I used the videos from 2016 and the ones from 2012 as supplements to my Functional Pottery classes, but this fall was the first time I officially offered students the opportunity to watch me on video and not watch the live classroom demos. Getting the flipped class set up took a bit more work. I had to collect the videos into playlists and make them obvious and accessible each week through Canvas. I also had to be sure that students understood what to watch each week.

One significant advantage of the flipped format is that I was able to supplement my videos with ones done by other potters. Instead of watching my quick demonstration of a variety of surface decorating techniques, for example, students were directed to watch other artists decorate their work using a wide range of techniques and taking more time than I have during class. Students could watch the entire technique or could speed up the video to watch just the parts that pertained to their work. Students could also return to any of the demonstration videos as needed throughout the quarter. Of course students could also watch other related videos that popped up on YouTube after the assigned videos.

After such a successful quarter this fall, I was excited to flip my other classes, but I was apprehensive about the amount of tedium and effort recording all my hand-building demonstrations would take. What I really wanted was some videography help. Sometimes, if you ask for help, you'll find that it is available.

So this past week, I demonstrated while a colleague, Kevin Hager, who works with our online classes, recorded the demonstrations for me.
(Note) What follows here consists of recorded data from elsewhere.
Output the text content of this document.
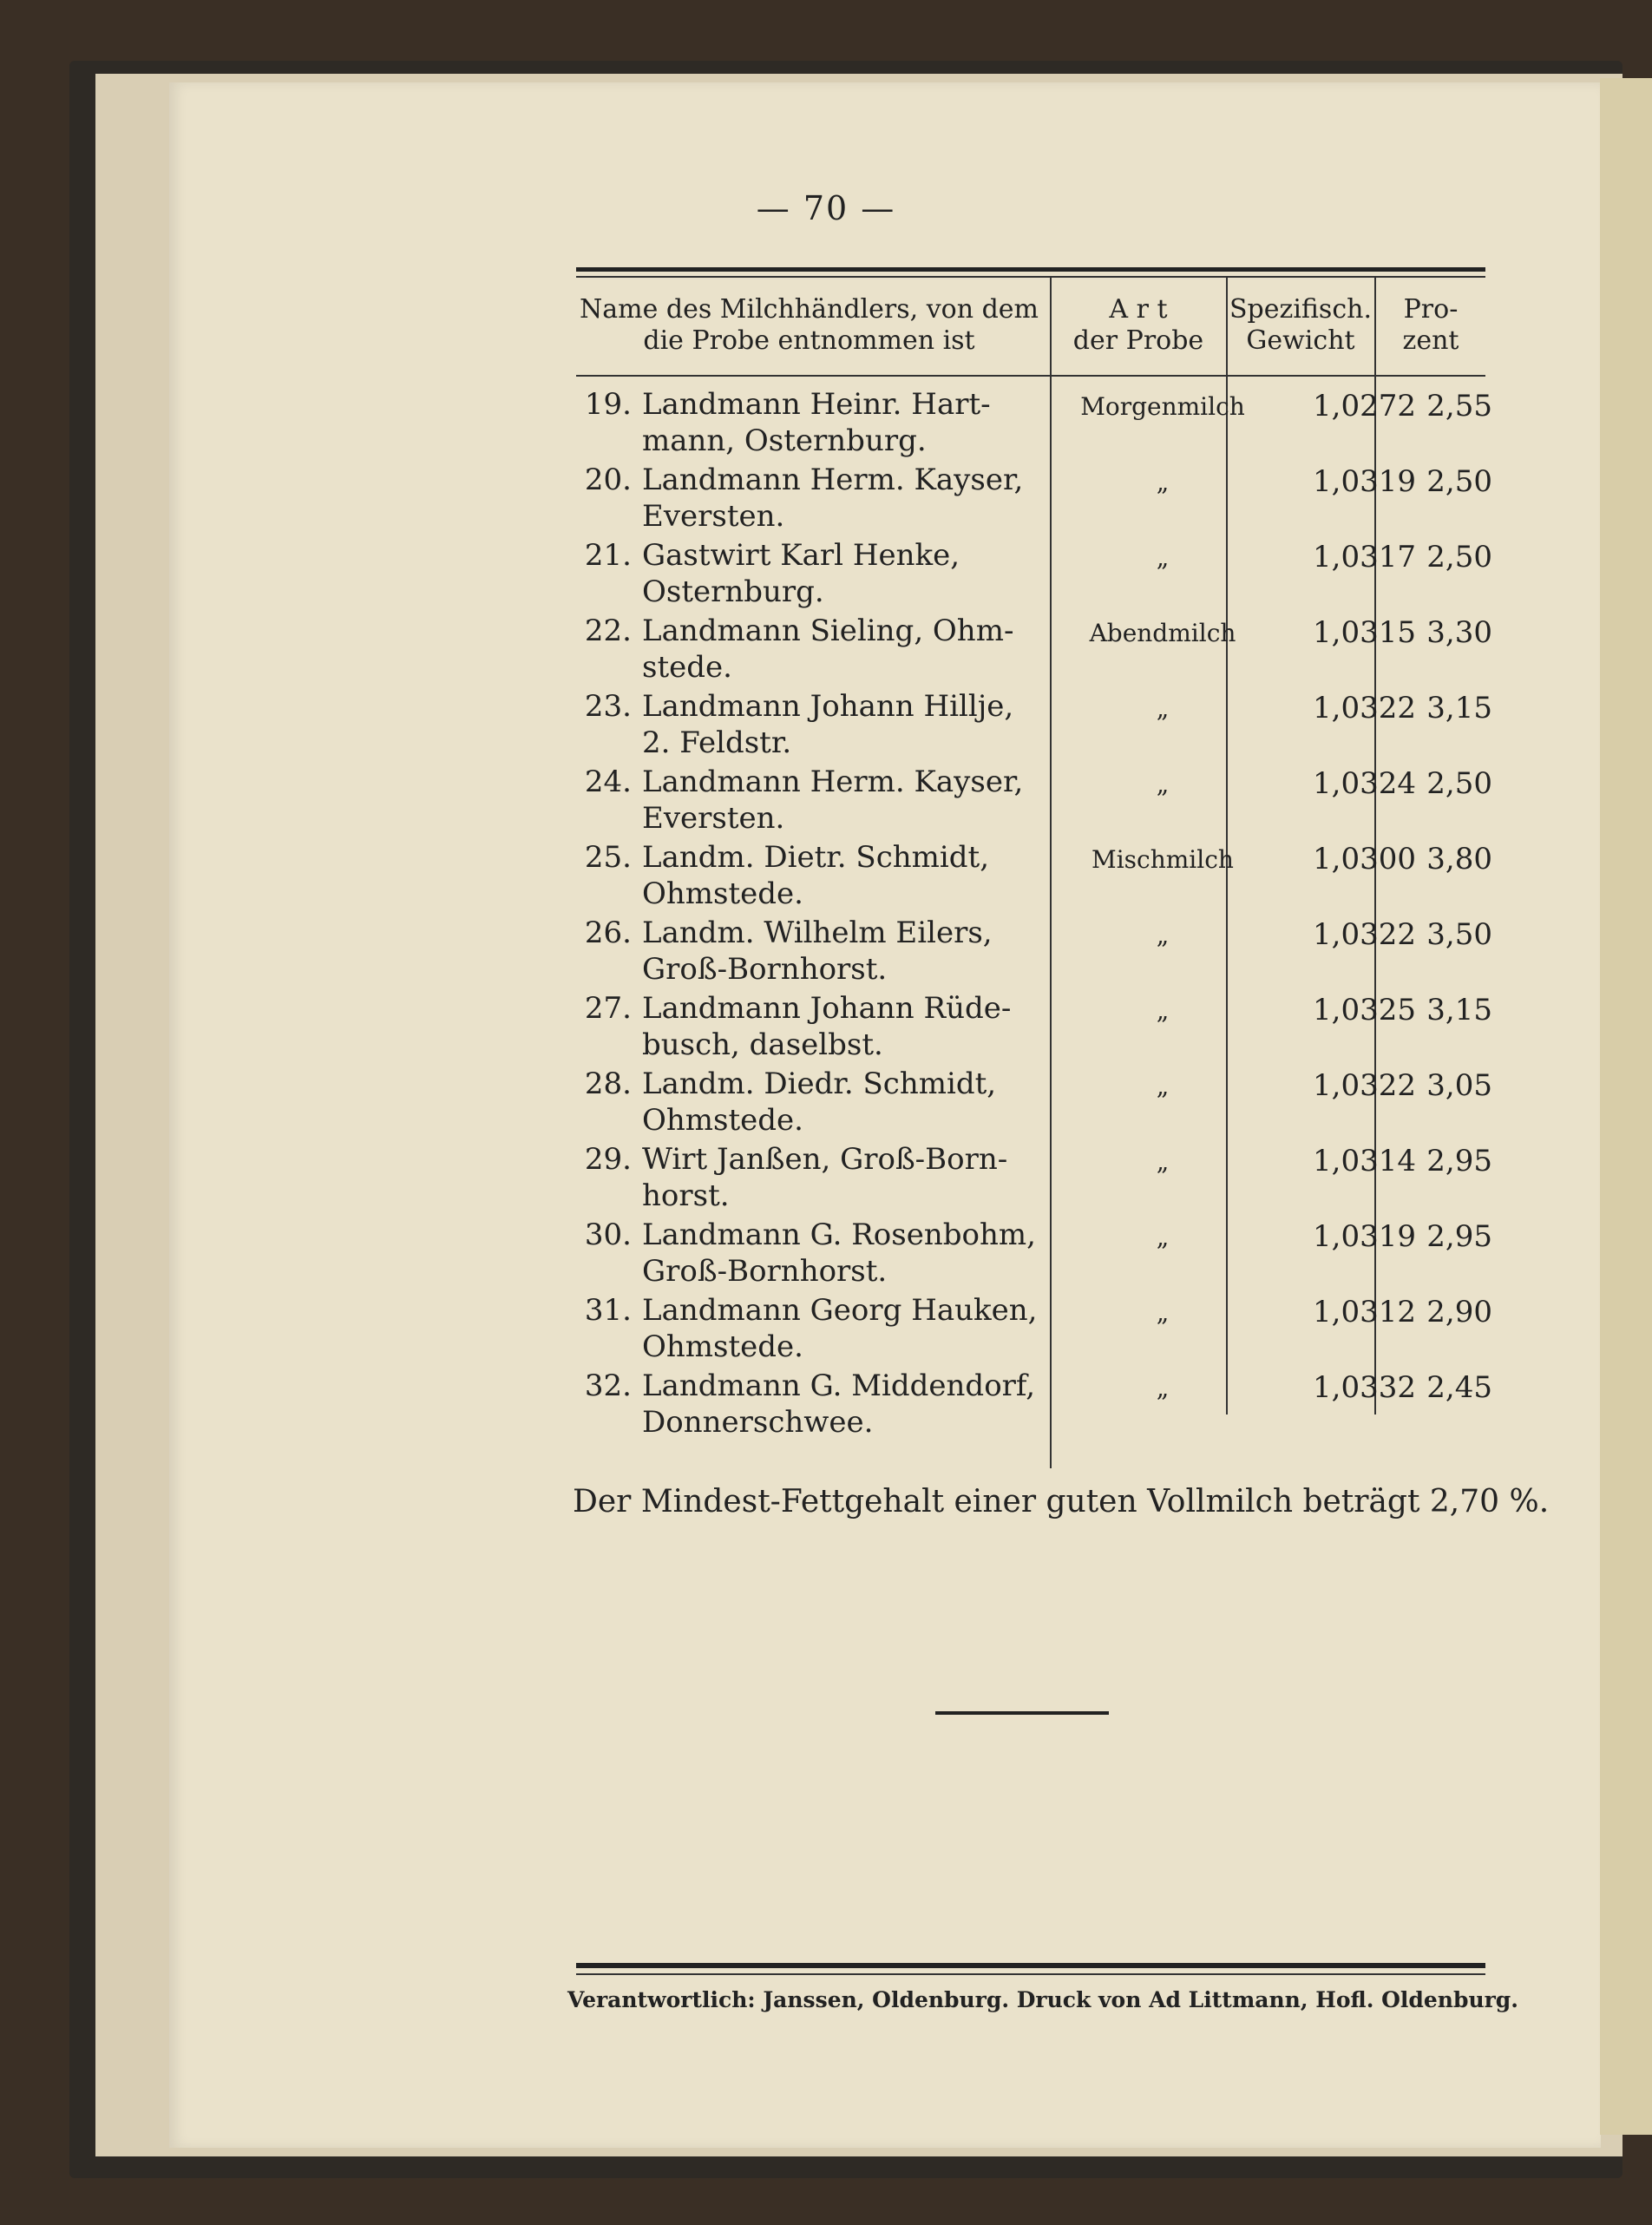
— 70 —
Name des Milchhändlers, von dem
die Probe entnommen ist
A r t
der Probe
Spezifisch.
Gewicht
Pro-
zent
19. Landmann Heinr. Hart-
mann, Osternburg.
Morgenmilch	1,0272 2,55
20. Landmann Herm. Kayser,
Eversten.
„	1,0319 2,50
21. Gastwirt Karl Henke,
Osternburg.
„	1,0317 2,50
22. Landmann Sieling, Ohm-
stede.
Abendmilch	1,0315 3,30
23. Landmann Johann Hillje,
2. Feldstr.
„	1,0322 3,15
24. Landmann Herm. Kayser,
Eversten.
„	1,0324 2,50
25. Landm. Dietr. Schmidt,
Ohmstede.
Mischmilch	1,0300 3,80
26. Landm. Wilhelm Eilers,
Groß-Bornhorst.
„	1,0322 3,50
27. Landmann Johann Rüde-
busch, daselbst.
„	1,0325 3,15
28. Landm. Diedr. Schmidt,
Ohmstede.
„	1,0322 3,05
29. Wirt Janßen, Groß-Born-
horst.
„	1,0314 2,95
30. Landmann G. Rosenbohm,
Groß-Bornhorst.
„	1,0319 2,95
31. Landmann Georg Hauken,
Ohmstede.
„	1,0312 2,90
32. Landmann G. Middendorf,
Donnerschwee.
„	1,0332 2,45
Der Mindest-Fettgehalt einer guten Vollmilch beträgt 2,70 %.
Verantwortlich: Janssen, Oldenburg. Druck von Ad Littmann, Hofl. Oldenburg.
I had a list of about 50-70 things I wanted to record and I figured, based on how long it took last year, that we would need two solid days to record everything I wanted to do. To my surprise and delight, the process took much much less time than I anticipated. We were able to consolidate the videos down to about 50 by combining some things, but we also cranked through them in about half the time I anticipated it might take, in part because he could set up the camera while I set up the clay and tools.

We spent just the morning doing videos the first two days and had to return for about an hour on the third day because one piece needed to dry and be worked on before the final video could be recorded. In all, though, the process was significantly more pleasant than in 2016. It was still exhausting, but there wasn't the associated tedium and frustration with technology (specifically, with having to clean my hands before handling technology). I was also able to rely on a second opinion for how to compose the shots. My face probably shows up more frequently in the videos Kevin recorded, but I didn't have to make the decisions about where to focus.

The videos I did this week should be processed and online in a couple of weeks (folks are off for the holidays and I am getting some help getting the videos ready). I will need to spend some time before January 2 collecting the videos into playlists for class, but the goal is to allow me to have the students spend all their classroom hours working and some of their homework hours watching the demos they would otherwise watch during class time. I'm fairly excited about the possibilities for winter quarter, which is exactly where one wants to be, mentally, in December.

The student artwork featured in this blog post was all made in my Fall 2017 Functional Pottery class. In addition to the flipped class format, this quarter I also implemented a requirement for students to take pictures of their work after each project. They took these pictures using our new studio photo setup.